From: Heikki Linnakangas on
Pavan Deolasee wrote:
> Another source of I/O is perhaps the CLOG read/writes for checking
> transaction status. If we are talking about large tables like accounts in
> pgbench or customer/stock in DBT2, the tables are vacuumed much later than
> the actual UPDATEs. I don't have any numbers to prove yet, but my sense is
> that CLOG pages holding the status of many of the transactions might have
> been already flushed out of the cache and require an I/O. Since the default
> CLOG SLRU buffers is set to 8, there could be severe CLOG SLRU thrashing
> during VACUUM as the transaction ids will be all random in a heap page.

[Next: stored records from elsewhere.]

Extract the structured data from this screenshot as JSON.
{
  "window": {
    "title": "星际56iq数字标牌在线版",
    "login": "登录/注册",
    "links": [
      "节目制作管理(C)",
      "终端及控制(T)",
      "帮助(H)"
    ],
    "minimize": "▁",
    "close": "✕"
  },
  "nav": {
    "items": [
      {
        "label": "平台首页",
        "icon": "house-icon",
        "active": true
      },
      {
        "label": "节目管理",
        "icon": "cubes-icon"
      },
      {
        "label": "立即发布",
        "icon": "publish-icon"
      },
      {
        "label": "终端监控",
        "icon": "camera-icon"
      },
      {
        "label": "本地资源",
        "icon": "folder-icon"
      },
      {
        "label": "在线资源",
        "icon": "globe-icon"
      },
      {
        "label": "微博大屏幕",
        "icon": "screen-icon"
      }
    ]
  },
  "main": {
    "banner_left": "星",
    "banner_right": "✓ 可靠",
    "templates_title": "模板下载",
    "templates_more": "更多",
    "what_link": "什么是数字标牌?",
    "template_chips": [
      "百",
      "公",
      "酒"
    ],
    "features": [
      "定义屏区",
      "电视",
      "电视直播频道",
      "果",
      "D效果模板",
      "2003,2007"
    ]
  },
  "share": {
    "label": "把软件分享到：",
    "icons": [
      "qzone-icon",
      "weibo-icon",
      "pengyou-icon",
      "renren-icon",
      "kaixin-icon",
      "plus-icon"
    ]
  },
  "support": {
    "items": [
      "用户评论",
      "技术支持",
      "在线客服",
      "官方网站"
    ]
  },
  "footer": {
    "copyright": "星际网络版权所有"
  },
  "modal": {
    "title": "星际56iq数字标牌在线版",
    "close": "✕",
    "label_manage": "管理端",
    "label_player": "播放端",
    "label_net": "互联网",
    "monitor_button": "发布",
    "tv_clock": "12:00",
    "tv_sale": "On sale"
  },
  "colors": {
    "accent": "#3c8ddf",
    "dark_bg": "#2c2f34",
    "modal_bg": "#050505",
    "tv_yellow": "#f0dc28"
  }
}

8 log pages hold 8*8192*4=262144 transactions. If the active set of
transactions is larger than that, the OS cache will probably hold more
clog pages. I guess you could end up doing some I/O on clog on a vacuum
of a big table, if you have a high transaction rate and vacuum
infrequently...

> Would it help to set the status of the XMIN/XMAX of tuples early enough
> such
> that the heap page is still in the buffer cache, but late enough such that
> the XMIN/XMAX transactions are finished ? How about doing it when the
> bgwriter is about to write the page to disk ? Assuming few seconds of life
> of a heap page in the buffer cache, hopefully most of the XMIN/XMAX
> transactions should have completed and bgwriter can set
> XMIN(XMAX)_COMMITTED
> or XMIN(XMAX)_INVALID for most of the tuples in the page. This would
> save us
> CLOG I/Os later, either during subsequent access to the tuple and/or
> vacuum.

Yeah, we could do that. First I'd like to see some more evidence that
clog trashing is a problem, though.

--
Heikki Linnakangas
EnterpriseDB http://www.enterprisedb.com

---------------------------(end of broadcast)---------------------------
TIP 5: don't forget to increase your free space map settings

From: Tom Lane on
"Pavan Deolasee" <pavan.deolasee(a)gmail.com> writes:
> Would it help to set the status of the XMIN/XMAX of tuples early enough such
> that the heap page is still in the buffer cache, but late enough such that
> the XMIN/XMAX transactions are finished ? How about doing it when the
> bgwriter is about to write the page to disk ?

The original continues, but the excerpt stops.